Please don't misunderstand my comments below as directed toward the unfortunate gentleman mentioned in the article. I merely want to draw some general conclusions from the article and in no way am I saying anything about the diver, his skill or the treatment he received.

There are two immediate conclusions to draw from the article. The first is that one should know what the conditions of the insurance policy are before diving. Some insurance policies are very strict about depth limits etc. When it comes to diver insurance, cheaper is not the way to go.

The second is a general observation about safe diving practices. Recreational divers are certified to dive to a depth of 40m (130 feet). However, most training organizations recommend that dives are limited to 100 feet or shallower. The problem with deep diving and physiology is that each person is affected differently. Two divers of similar age and experience can do exactly identical dives and one could be affected by decompression illness and the other one not.

There are many factors that affect and influence one's risk factors. In this specific case dehydration could have played a major role. The key point though is that one should dive well within one's training and ability. Discretion is always the better part of valor when it comes to recreational diving. The dive insurance that most divers use that I am familiar with is Divers Alert Network.

The insurance that DAN offers is sold in three tiers. At the most basic level the insurance covers dives up to 130 feet.(http://www.diversalertnetwork.com/insurance/plans.asp)  The more expensive options cover dives to any depth. From anecdotal evidence it is clear that DAN is very supportive of divers. Sarah M let me know via a comment that DAN insurance is available in Europe – the head office is in Italy.

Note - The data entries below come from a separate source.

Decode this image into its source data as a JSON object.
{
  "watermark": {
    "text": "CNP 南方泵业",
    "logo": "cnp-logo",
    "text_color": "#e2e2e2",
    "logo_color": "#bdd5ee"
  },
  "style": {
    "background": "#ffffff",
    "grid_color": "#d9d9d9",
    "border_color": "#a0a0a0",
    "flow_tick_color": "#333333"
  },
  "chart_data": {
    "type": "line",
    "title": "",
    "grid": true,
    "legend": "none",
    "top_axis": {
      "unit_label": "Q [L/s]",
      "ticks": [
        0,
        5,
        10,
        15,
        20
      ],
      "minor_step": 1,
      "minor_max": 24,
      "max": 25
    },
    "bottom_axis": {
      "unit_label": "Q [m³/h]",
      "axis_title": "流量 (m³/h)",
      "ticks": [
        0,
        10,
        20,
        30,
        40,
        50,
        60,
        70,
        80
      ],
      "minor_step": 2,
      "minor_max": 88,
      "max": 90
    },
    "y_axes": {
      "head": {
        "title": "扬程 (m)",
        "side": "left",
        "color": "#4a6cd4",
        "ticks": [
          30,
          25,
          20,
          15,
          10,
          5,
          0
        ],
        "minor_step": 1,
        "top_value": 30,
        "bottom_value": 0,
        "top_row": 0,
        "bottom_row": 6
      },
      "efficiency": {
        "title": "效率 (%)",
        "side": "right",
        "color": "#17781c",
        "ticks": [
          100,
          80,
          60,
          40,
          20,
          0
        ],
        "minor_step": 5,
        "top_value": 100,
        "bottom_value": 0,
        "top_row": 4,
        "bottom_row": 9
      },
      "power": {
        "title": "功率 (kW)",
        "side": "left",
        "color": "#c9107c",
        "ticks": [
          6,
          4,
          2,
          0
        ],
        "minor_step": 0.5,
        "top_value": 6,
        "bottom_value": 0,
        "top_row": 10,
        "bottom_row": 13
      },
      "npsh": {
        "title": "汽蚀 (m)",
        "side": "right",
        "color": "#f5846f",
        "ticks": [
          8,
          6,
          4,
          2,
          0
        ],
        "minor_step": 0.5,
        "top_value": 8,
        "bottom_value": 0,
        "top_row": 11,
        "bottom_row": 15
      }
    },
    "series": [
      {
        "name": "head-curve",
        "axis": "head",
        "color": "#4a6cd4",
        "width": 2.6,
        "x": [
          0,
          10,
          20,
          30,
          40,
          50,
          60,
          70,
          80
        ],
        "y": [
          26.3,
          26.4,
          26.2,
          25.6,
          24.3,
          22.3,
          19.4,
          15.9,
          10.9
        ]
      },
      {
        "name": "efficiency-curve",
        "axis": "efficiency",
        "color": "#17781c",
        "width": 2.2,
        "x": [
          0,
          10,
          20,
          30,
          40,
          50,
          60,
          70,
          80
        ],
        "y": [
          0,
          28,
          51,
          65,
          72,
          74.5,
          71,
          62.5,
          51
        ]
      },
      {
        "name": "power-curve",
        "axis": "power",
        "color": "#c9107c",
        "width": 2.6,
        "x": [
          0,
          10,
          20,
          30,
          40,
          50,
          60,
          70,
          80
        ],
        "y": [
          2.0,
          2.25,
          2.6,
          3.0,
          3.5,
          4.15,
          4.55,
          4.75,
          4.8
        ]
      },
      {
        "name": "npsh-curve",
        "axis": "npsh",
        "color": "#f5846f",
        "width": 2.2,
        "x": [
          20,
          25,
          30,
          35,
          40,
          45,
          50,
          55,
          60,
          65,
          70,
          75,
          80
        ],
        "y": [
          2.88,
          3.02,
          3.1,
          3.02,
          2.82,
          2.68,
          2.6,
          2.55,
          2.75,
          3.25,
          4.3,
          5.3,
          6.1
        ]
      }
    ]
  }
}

One can never be totally sure that you will not be "hit" by decompression illness. Therefore one should always dive to safe and established guidelines and remember rule number 3: always read the fine print of the insurance policies!        

3 comments:

Sarah said...

DAN is available in the UK and throughout most of Europe (the head office for Europe is based in Italy)

Sarah M

BWRAF said...

Thanks Sarah - I will update my comments.

Susan said...

Should you invest in dive insurance right away? The obvious answer is probably yes, but I don't really know much about it.